Shopify is a great platform for sellers of all types and sizes. Therefore, it would make sense to use Shopify Payments as your default payment gateway and processor. However, their payments platform is much more complicated and finicky than Shopify would like you to believe on the surface.
Though countless business use Shopify Payments successfully each day, it’s not a platform designed for every type of seller—especially high-risk merchants. Here, we’ll go over what exactly Shopify Payments is, who it benefits, and what you can do to protect your business for payment processors like it.
What Is Shopify Payments
Shopify Payments is the payment solution built directly into Shopify. If you use Shopify to host your e-commerce business, then using their payment platform is one of the easiest solutions.

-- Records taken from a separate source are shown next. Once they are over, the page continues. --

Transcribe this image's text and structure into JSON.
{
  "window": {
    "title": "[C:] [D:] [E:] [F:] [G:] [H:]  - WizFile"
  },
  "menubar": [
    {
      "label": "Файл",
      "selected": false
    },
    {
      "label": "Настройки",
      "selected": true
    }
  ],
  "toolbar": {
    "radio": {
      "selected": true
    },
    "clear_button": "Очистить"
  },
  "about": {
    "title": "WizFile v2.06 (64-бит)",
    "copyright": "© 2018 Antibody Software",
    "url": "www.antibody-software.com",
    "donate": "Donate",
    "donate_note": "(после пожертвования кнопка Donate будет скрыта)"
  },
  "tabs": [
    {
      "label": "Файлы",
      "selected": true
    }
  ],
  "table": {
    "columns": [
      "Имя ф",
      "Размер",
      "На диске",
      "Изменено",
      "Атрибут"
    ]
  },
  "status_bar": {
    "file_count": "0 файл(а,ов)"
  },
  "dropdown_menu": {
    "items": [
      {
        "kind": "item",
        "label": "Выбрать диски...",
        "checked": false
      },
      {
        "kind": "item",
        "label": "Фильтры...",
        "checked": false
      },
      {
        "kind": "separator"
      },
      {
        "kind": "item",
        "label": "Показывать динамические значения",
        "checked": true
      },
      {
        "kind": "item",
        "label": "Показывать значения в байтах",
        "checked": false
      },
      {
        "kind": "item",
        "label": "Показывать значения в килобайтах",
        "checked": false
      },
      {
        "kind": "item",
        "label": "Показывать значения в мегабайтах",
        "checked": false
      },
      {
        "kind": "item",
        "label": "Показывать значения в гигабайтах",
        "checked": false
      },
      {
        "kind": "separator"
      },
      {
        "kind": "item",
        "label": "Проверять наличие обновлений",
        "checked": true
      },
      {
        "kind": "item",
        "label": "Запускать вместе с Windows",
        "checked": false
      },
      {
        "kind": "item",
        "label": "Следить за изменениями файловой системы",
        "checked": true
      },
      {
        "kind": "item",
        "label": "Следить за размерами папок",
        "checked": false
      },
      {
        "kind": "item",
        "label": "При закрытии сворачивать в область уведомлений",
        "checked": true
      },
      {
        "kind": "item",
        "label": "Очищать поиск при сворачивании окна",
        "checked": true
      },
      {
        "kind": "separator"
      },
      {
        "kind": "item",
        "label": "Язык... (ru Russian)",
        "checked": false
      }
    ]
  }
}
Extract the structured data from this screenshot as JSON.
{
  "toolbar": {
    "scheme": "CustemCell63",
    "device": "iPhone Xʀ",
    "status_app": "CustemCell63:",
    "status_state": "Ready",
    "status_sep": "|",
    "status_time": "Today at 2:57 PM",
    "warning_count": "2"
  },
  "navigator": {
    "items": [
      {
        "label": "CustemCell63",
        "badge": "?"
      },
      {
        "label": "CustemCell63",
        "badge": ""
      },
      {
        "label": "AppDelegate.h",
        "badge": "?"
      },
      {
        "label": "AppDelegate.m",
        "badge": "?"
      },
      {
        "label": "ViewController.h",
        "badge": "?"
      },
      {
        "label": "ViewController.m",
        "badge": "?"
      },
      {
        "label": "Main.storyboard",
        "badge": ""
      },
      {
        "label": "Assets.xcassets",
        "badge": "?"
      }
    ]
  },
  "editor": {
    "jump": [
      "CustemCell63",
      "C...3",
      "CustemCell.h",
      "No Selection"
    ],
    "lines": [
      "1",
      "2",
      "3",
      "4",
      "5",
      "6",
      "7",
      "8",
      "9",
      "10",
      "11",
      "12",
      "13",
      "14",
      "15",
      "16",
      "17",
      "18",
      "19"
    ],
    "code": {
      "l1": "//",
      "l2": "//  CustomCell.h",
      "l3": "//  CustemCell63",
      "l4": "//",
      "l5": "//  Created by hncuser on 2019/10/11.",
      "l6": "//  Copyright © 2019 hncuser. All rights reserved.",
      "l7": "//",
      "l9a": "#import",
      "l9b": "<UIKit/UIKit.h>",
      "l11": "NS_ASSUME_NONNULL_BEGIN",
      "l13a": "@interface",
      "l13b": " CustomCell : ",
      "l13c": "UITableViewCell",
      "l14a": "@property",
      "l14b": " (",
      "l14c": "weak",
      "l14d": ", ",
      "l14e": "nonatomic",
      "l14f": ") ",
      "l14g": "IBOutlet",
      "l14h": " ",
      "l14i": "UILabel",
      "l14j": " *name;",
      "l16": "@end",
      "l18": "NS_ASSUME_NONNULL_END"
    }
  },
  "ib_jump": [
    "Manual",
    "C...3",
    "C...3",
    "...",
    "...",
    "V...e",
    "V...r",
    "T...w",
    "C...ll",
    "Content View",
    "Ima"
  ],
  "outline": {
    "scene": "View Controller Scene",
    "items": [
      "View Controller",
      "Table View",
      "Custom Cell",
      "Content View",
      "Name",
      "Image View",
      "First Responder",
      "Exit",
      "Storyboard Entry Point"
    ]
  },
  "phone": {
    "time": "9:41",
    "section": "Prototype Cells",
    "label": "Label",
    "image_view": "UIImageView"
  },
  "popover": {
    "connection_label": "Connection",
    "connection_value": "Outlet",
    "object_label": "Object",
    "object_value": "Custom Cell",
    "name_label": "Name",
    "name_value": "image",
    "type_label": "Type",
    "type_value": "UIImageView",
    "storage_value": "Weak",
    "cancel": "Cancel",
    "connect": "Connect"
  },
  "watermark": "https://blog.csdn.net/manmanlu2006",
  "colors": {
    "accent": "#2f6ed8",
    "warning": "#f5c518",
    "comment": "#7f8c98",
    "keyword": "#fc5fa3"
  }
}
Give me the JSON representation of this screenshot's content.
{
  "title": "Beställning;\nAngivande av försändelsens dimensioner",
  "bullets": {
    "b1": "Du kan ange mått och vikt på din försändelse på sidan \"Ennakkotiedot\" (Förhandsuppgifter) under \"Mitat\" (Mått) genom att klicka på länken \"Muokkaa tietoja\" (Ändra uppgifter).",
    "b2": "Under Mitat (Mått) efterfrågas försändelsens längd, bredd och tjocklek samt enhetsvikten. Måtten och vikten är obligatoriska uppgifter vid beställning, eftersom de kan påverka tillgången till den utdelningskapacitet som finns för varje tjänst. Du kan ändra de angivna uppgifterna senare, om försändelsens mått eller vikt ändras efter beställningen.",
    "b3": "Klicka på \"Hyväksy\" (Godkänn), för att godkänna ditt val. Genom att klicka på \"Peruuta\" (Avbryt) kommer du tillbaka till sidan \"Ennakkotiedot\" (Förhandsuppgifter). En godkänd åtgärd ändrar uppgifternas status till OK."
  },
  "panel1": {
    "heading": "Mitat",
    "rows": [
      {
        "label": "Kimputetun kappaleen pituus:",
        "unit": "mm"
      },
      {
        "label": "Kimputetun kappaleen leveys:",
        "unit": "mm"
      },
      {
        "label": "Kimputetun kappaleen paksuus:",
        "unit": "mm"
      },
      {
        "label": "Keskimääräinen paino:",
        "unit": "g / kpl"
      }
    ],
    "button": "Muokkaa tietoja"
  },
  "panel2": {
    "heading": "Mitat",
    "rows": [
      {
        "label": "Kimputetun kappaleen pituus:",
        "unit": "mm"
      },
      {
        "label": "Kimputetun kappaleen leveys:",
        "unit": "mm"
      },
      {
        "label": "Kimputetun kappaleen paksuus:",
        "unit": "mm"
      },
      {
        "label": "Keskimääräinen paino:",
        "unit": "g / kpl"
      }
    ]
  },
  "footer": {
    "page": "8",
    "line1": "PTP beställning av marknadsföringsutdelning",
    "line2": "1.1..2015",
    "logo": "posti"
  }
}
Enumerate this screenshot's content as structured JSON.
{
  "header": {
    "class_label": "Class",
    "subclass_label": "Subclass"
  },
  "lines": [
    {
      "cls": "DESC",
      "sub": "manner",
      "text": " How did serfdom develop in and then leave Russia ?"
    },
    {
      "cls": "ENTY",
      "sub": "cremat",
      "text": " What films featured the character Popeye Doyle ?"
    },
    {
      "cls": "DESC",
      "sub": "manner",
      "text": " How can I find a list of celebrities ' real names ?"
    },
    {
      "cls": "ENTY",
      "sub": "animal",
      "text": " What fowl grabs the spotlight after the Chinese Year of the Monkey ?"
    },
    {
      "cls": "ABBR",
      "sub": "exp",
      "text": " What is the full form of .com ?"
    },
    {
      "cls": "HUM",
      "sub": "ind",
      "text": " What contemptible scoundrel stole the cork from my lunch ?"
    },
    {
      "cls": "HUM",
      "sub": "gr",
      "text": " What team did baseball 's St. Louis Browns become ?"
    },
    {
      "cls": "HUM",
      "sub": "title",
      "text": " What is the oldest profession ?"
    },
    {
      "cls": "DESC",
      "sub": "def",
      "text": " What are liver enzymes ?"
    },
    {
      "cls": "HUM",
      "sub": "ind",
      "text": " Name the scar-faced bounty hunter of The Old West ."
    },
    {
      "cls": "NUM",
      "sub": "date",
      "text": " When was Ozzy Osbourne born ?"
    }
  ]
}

The major advantage is compatibility. You know this processor will work with the platform (but not necessarily your store). Instead of shopping around and signing up for third-party merchant accounts, you can instantly access one that will integrate perfectly.
Pricing is predictable, as it’s a flat-rate price for everything. With Shopify Payments as your payment gateway, you’ll know every fee for every transaction type.
It’s powered by Stripe, which is one of the world’s largest payment platforms. This always allows it to accept multiple currencies, so you can make sales in multiple regions.
Shopify Payments accepts the most common payment methods, including Visa, MasterCard, American Express, bank accounts, Google Pay, Amazon Pay, Apple Pay, and of course Shopify Pay. Debit Card and Credit card payments are no problem, worldwide.
Flat-rate pricing may sound good on the surface, but you’ll end up paying much more in transaction fees than if you had an interchange plus account type or even tiered pricing. The basic differences are that flat rate is one fee for all, tiered changes the fee depending on card type, and interchange plus changes the rate based on your merchant type and charge type. Feel free to click the link above and read more in-depth why you’ll want to aim for interchange plus.
Stripe is a powerful payment platform available in 36 countries that accepts 135 different currencies. Shopify is available in 15 countries and accepts 85 currencies. Don’t let the “powered by Stripe” cloud your judgement on the power of Shopify Payments’ processing ability.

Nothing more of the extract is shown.